Ну мы его на штыки так и подняли. Господа офицеры говорят, «оставь, отведем в штаб для допроса», ну, а только солдаты не выдержали, так, прямо сказать, подняли даже на штыки».
— Старый или молодой был?
«Да их хорошо не разберешь, потому они там пейсы носят. Так, полагать надо, лет 50-ти.
— А одет очень бедно был, бедный какой-нибудь?
«Нет, нельзя сказать, одет был ничего».
— Ну, а разрывными пулями стреляют германцы?
«Как же, как же! И даже очень много разрывными стреляют. Пленные ихние, из поляков которые, сами сознавались.
«Жестокие они люди! Раз мы в лесу под Остроленкой казака нашли: посажен на кол, глаза выколоты, нос, уши обрублены, на ногах лампасы вырезаны и в руки кол вставлен — это верно на манер как бы пики. Ну и наши ожесточились от этого, а про казаков и говорить нечего».
— Каков дух в войсках? Верите, что наша возьмет, что нельзя войны кончать, пока не разгромим в конец германскую империю?
«Дух войск превосходный, если бы нам снарядов в волю, как у «него», так ему и дыхнуть не дали бы.

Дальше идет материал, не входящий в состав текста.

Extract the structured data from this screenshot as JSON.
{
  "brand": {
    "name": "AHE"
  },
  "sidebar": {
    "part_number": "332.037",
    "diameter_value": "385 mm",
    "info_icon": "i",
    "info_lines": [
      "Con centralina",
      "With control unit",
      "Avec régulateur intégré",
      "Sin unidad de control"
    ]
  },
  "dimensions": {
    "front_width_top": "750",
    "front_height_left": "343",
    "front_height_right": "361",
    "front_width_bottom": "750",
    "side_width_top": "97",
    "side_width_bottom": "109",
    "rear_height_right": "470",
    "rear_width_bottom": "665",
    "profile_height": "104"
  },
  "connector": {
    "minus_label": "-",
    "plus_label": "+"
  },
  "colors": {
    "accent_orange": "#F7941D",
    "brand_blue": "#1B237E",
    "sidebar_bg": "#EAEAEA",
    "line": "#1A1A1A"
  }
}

«Все понимают, что надо в конец »его» разбить, а иначе и жить нельзя будет. И вот я делал японскую кампанию, так скажу вам,—сравнивать даже, нельзя, какое тогда было настроение и какое нынче. Все понимают, за что дерутся и войск теперешних не узнать против тех, которые были в Японскую воину: ни сквернословия, ни ругани, ни буйства между собою. Господа офицеры к солдатам относятся как друзья, — все им разъясняют; ну и солдаты к ним также, — всей душой. Настроение бодрое. Чуть немножко »он» даст передохнуть, сейчас песни.
«Наша дивизия была из запасных, а дрались лучше, чем молодые солдаты; про нас так и говорили, что вот молодцы старики».
Завтра Коробков, как выздоровевший, вновь уезжает на войну. Покидает и довольство, добытое упорным трудом, и собственный домик с двумя коровами и небольшим садом, и добрую, хорошую жену, и четырех детей. И покидает все это бодрый, даже веселый, — без всякой, однако, бравады, без всякой рисовки — подчиняясь неизбежной необходимости, долгу.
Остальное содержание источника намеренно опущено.